400A Frame
⚡ 400 A Frame MCCB
A 400A frame MCCB
defines the mechanical class
of the breaker — its physical size, terminals, and short‑circuit capability.
It is built to carry up to 400A continuously, but the actual protection rating (In)
depends on the trip unit, which may be set lower (e.g., 250 A or 320 A).
🟦 Core Distinction
- Frame size
—
The physical envelope: dimensions, terminal spacing, busbar interface, and accessory family.

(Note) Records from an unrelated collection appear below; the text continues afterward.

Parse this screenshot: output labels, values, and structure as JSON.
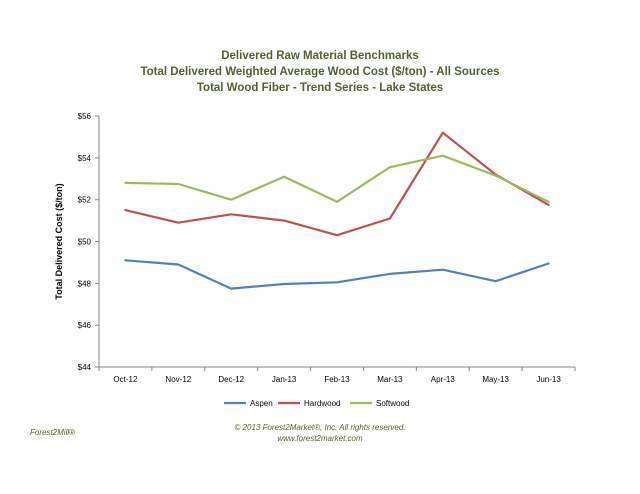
{
  "chart_data": {
    "type": "line",
    "title_lines": [
      "Delivered Raw Material Benchmarks",
      "Total Delivered Weighted Average Wood Cost ($/ton) - All Sources",
      "Total Wood Fiber - Trend Series - Lake States"
    ],
    "ylabel": "Total Delivered Cost ($/ton)",
    "xlabel": "",
    "categories": [
      "Oct-12",
      "Nov-12",
      "Dec-12",
      "Jan-13",
      "Feb-13",
      "Mar-13",
      "Apr-13",
      "May-13",
      "Jun-13"
    ],
    "ylim": [
      44,
      56
    ],
    "yticks": [
      44,
      46,
      48,
      50,
      52,
      54,
      56
    ],
    "ytick_labels": [
      "$44",
      "$46",
      "$48",
      "$50",
      "$52",
      "$54",
      "$56"
    ],
    "grid": false,
    "legend_position": "bottom",
    "series": [
      {
        "name": "Aspen",
        "color": "#4f81bd",
        "values": [
          49.1,
          48.9,
          47.75,
          47.97,
          48.05,
          48.45,
          48.65,
          48.1,
          48.95
        ]
      },
      {
        "name": "Hardwood",
        "color": "#c0504d",
        "values": [
          51.5,
          50.9,
          51.3,
          51.0,
          50.3,
          51.1,
          55.2,
          53.2,
          51.75
        ]
      },
      {
        "name": "Softwood",
        "color": "#9bbb59",
        "values": [
          52.8,
          52.75,
          52.0,
          53.1,
          51.9,
          53.55,
          54.1,
          53.15,
          51.9
        ]
      }
    ]
  },
  "footer": {
    "brand": "Forest2Mill®",
    "copyright": "© 2013 Forest2Market®, Inc. All rights reserved.",
    "website": "www.forest2market.com"
  }
}
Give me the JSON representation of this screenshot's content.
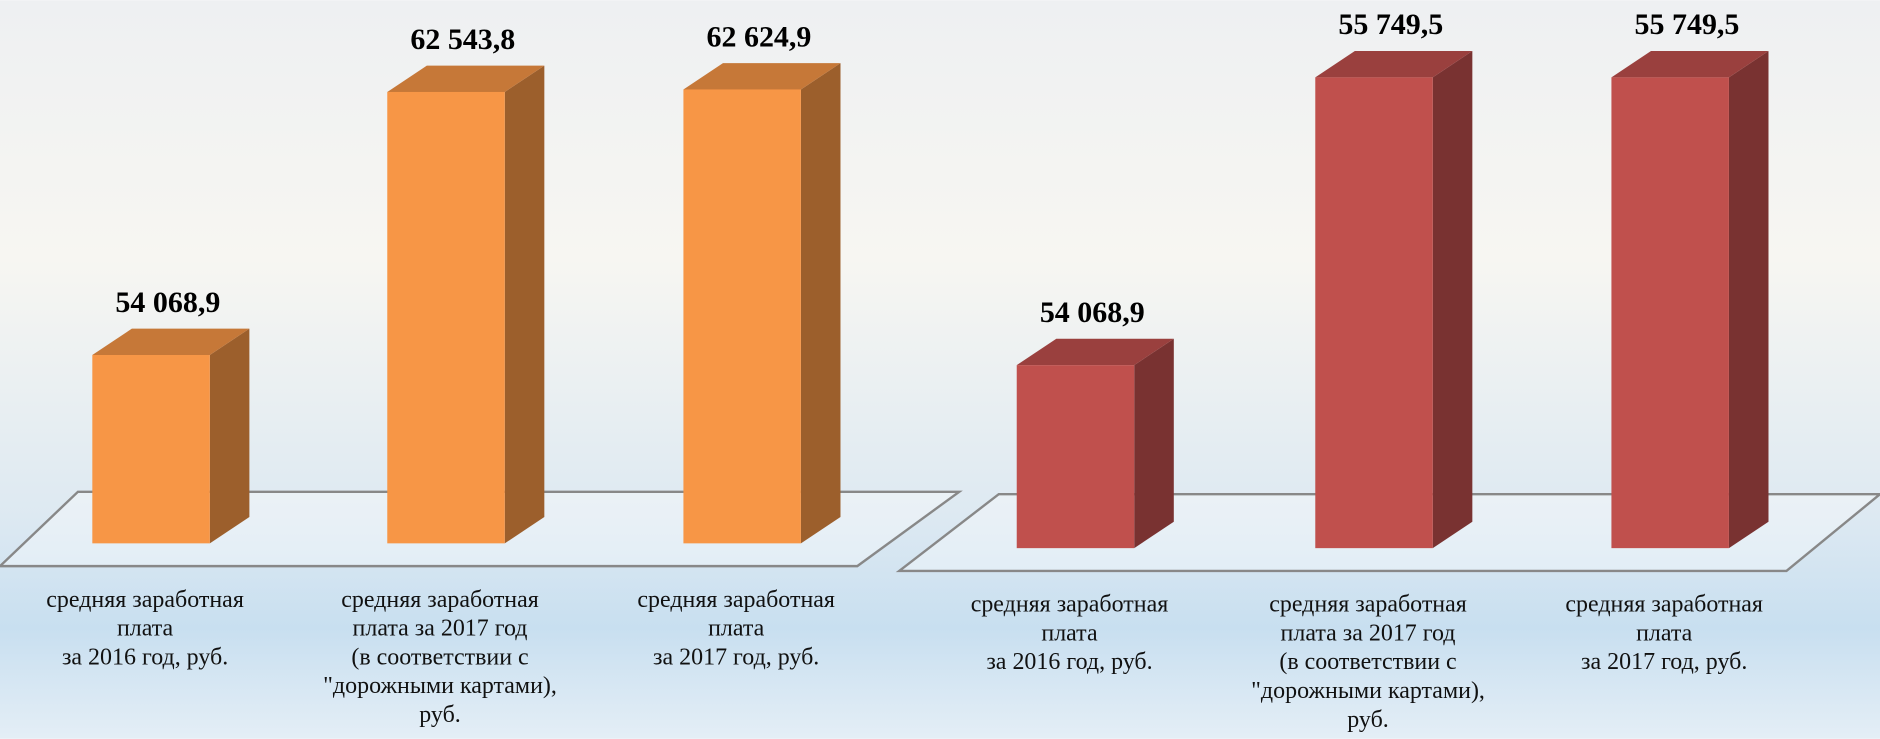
{
  "chart_data": [
    {
      "type": "bar3d",
      "categories": [
        "средняя заработная\nплата\nза 2016 год, руб.",
        "средняя заработная\nплата за 2017 год\n(в соответствии с\n\"дорожными картами),\nруб.",
        "средняя заработная\nплата\nза 2017 год, руб."
      ],
      "values": [
        54068.9,
        62543.8,
        62624.9
      ],
      "value_labels": [
        "54 068,9",
        "62 543,8",
        "62 624,9"
      ],
      "color": "#f79646",
      "ylim": [
        48000,
        65500
      ]
    },
    {
      "type": "bar3d",
      "categories": [
        "средняя заработная\nплата\nза 2016 год, руб.",
        "средняя заработная\nплата за 2017 год\n(в соответствии с\n\"дорожными картами),\nруб.",
        "средняя заработная\nплата\nза 2017 год, руб."
      ],
      "values": [
        54068.9,
        55749.5,
        55749.5
      ],
      "value_labels": [
        "54 068,9",
        "55 749,5",
        "55 749,5"
      ],
      "color": "#c0504d",
      "ylim": [
        53000,
        56200
      ]
    }
  ]
}
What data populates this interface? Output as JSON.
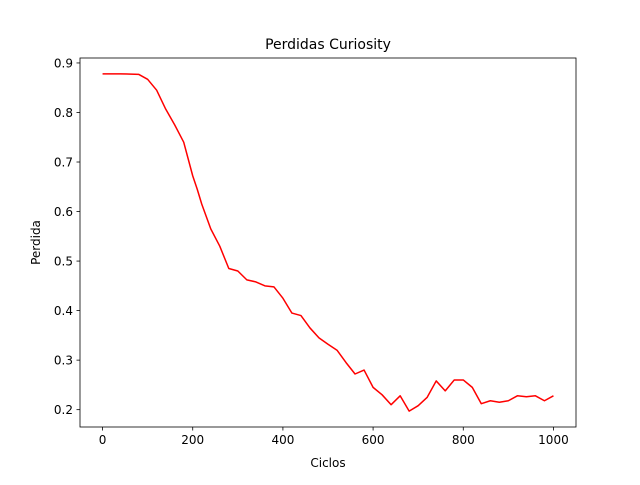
{
  "chart_data": {
    "type": "line",
    "title": "Perdidas Curiosity",
    "xlabel": "Ciclos",
    "ylabel": "Perdida",
    "xlim": [
      -50,
      1050
    ],
    "ylim": [
      0.165,
      0.91
    ],
    "xticks": [
      0,
      200,
      400,
      600,
      800,
      1000
    ],
    "yticks": [
      0.2,
      0.3,
      0.4,
      0.5,
      0.6,
      0.7,
      0.8,
      0.9
    ],
    "xtick_labels": [
      "0",
      "200",
      "400",
      "600",
      "800",
      "1000"
    ],
    "ytick_labels": [
      "0.2",
      "0.3",
      "0.4",
      "0.5",
      "0.6",
      "0.7",
      "0.8",
      "0.9"
    ],
    "grid": false,
    "series": [
      {
        "color": "#ff0000",
        "x": [
          0,
          40,
          80,
          100,
          120,
          140,
          160,
          180,
          200,
          210,
          220,
          240,
          260,
          280,
          300,
          320,
          340,
          360,
          380,
          400,
          420,
          440,
          460,
          480,
          500,
          520,
          540,
          560,
          580,
          600,
          620,
          640,
          660,
          680,
          700,
          720,
          740,
          760,
          780,
          800,
          820,
          840,
          860,
          880,
          900,
          920,
          940,
          960,
          980,
          1000
        ],
        "y": [
          0.878,
          0.878,
          0.877,
          0.867,
          0.845,
          0.807,
          0.775,
          0.74,
          0.672,
          0.645,
          0.615,
          0.565,
          0.53,
          0.485,
          0.48,
          0.462,
          0.458,
          0.45,
          0.448,
          0.425,
          0.395,
          0.39,
          0.365,
          0.345,
          0.332,
          0.32,
          0.295,
          0.272,
          0.28,
          0.245,
          0.23,
          0.21,
          0.228,
          0.197,
          0.208,
          0.225,
          0.258,
          0.238,
          0.26,
          0.26,
          0.245,
          0.212,
          0.218,
          0.215,
          0.218,
          0.228,
          0.226,
          0.228,
          0.218,
          0.228
        ]
      }
    ]
  }
}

A 400A frame is larger and more robust than 250 A or 160 A frames. - Rated/Set current (In)
—
The continuous load‑protection setting.
Adjustable within the trip unit’s range, but never above 400A.
🟧 Practical Implications
- Breaking capacity
—
Determined by the frame, not the trip setting; multiple kA options exist per model. - Accessory compatibility
—
Full suite: aux contacts, shunt trip, motor operator, comms modules. - Application fit
—
Medium‑to‑large feeders, motors, and LV distribution boards. - Flexibility
—
The same 400A frame can protect 250A, 320A, or 400A circuits, depending on the trip unit.
🟨 Quick Comparison
| Attribute | 400 A Frame | Rated Current (In) |
|---|---|---|
| Meaning | Physical size & accessory family | Protection setting |
| Range | Accepts trip units up to 400A | Adjustable (e.g., 250–400A) |
| Breaking capacity | Fixed by frame design | Independent of setting |
| Choose when | Panel layout & fault level require it | The load current dictates it |
🟫 Selection Checklist
- Match In to load
- Verify Icu/Ics ≥ prospective fault current
- Confirm terminal/busbar fit
- Choose trip unit type(TM vs electronic LSIG)
- Coordinate protection with upstream ACBs/MCCBs
- Derate for environment(temperature, altitude)
⭐ One‑line summary
A 400A frame MCCB is a physically larger, higher‑capacity breaker platform that accepts trip units up to 400A, with its mechanical strength and breaking capacity defined by the frame, not the trip setting.